Вы думали когда-нибудь о том, как ваша болезнь влияет на ваших родных?
Я их вижу. Они сидят, как семейка бронзовых кукол, лицом к озеру, у них напряженные тонкие спины, темно-коричневые от загара. Мама сидит внизу на пляже, то и дело поднимает голову от журнала, чтобы надвинуть шляпу на глаза. Я сижу под деревом, подальше от них, на заднем плане, на мне большие мамины очки в стиле Джеки Онассис. Холли три года; они с папой играют большим сине-зеленым мячом. Папа старается не бросать его слишком близко к воде, потому что со всей неразумной страстью ребенка она боится, что кто-то утащит ее в озеро. Со мной мои палочки, несколько интересных жучков, пара гусениц и самое мое ценное приобретение – крохотный жирный головастик, украденный из верши на пескарей в соседнем ручье ранним утром того же дня, прежде чем кто-нибудь успел встать и запретить мне его брать.
Я приклеиваю их к обрывкам картона и надписываю латинские названия, которые отыскиваю в тяжеленной энциклопедии, я специально для этого притащила ее на берег. Правда, я пока еще не уверена, что делать с рыбой.

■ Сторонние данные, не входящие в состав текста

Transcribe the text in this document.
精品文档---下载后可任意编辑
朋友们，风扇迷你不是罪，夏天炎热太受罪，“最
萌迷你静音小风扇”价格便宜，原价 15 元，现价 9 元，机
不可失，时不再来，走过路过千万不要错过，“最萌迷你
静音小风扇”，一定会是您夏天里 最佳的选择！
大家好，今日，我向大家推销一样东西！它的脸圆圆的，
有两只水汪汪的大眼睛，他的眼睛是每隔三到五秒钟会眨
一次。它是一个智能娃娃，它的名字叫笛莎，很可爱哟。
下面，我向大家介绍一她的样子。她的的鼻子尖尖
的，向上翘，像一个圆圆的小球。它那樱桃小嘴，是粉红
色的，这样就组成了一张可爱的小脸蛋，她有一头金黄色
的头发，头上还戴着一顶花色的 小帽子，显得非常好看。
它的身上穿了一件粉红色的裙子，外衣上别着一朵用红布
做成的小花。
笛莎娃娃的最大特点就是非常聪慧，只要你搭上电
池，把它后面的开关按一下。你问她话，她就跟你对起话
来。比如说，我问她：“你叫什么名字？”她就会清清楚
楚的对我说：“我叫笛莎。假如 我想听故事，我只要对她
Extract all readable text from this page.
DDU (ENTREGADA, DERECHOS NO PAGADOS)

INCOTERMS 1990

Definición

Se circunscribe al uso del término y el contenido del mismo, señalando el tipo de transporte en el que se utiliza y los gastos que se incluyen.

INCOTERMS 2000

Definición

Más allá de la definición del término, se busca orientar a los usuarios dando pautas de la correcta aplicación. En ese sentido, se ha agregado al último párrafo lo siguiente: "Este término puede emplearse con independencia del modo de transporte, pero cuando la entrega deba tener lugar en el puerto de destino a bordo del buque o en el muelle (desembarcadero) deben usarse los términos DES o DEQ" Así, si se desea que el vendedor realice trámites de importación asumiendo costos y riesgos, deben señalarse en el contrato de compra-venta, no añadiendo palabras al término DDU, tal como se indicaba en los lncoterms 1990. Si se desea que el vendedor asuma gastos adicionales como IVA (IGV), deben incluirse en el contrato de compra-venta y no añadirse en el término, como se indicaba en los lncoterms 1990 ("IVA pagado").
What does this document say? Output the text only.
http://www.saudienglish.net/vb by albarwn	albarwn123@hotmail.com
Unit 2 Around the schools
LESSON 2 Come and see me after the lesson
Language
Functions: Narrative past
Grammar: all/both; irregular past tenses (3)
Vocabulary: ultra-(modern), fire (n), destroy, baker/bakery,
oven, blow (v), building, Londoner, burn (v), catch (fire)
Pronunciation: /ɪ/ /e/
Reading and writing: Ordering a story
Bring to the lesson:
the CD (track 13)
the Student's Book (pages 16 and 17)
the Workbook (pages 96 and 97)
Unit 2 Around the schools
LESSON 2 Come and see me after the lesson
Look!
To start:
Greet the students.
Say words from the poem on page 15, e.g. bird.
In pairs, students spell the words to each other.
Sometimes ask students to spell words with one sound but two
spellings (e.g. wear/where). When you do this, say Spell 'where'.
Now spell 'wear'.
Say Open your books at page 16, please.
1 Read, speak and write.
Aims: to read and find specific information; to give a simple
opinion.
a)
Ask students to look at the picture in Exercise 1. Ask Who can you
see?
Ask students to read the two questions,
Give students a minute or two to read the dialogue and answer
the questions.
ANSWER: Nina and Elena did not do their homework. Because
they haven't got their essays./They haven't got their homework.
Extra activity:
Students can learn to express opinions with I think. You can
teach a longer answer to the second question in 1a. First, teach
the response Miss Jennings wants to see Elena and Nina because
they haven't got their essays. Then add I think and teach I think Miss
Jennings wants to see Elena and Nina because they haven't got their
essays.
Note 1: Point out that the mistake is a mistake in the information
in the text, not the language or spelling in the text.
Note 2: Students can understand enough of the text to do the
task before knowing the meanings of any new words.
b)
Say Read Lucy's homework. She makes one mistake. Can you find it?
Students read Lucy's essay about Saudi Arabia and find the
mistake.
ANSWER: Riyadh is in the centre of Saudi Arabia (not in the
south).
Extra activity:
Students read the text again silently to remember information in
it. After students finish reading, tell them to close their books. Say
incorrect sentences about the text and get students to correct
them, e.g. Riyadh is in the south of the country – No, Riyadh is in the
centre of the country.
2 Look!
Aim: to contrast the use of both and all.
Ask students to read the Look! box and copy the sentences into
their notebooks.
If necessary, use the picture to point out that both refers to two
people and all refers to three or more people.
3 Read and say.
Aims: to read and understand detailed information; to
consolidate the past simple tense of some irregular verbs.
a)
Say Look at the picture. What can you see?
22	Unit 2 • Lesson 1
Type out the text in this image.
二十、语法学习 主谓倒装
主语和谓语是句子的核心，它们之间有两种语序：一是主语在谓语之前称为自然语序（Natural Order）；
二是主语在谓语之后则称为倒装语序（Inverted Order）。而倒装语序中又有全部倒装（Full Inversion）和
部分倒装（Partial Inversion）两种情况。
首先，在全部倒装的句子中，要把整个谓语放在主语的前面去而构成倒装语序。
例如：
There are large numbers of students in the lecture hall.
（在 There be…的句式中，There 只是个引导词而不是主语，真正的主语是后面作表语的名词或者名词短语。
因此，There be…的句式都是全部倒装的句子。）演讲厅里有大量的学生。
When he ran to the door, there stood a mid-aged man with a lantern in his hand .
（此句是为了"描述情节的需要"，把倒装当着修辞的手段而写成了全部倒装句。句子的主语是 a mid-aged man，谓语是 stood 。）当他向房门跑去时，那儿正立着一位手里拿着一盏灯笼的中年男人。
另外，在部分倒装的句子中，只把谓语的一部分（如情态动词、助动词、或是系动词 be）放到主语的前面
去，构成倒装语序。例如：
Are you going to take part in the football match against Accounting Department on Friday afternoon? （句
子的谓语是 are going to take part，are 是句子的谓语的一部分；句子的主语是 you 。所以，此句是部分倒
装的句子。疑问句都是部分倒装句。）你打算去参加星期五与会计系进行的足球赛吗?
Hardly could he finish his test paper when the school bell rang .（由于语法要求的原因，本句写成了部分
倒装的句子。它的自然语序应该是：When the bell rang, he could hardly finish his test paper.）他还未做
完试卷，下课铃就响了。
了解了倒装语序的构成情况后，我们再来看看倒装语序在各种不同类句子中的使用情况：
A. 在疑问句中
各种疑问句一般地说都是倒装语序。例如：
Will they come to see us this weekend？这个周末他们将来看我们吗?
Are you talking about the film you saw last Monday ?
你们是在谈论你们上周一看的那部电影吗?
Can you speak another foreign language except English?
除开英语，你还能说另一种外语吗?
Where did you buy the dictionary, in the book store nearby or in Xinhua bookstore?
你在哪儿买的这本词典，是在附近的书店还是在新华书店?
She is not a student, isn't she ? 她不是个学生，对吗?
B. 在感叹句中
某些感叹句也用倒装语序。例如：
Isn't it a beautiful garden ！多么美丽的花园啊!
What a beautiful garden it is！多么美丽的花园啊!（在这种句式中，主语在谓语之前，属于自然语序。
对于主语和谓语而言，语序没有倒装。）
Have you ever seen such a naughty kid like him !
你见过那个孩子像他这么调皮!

– Ой, Жизель, – сказала мама перед тем, как мы спустились, попытавшись впихнуть плавательную маску в мою распухшую пляжную сумку. – Оставь книгу в доме.
В ответ я предлагаю ей веточку папоротника.
– Мам, он такой совершенный. Посмотри, посмотри на обратную сторону, вот это называется спорами, их заносит из космоса.
Она улыбается, сует веточку за ухо и берет сумку, так что энциклопедии тоже разрешено отправляться на пляж.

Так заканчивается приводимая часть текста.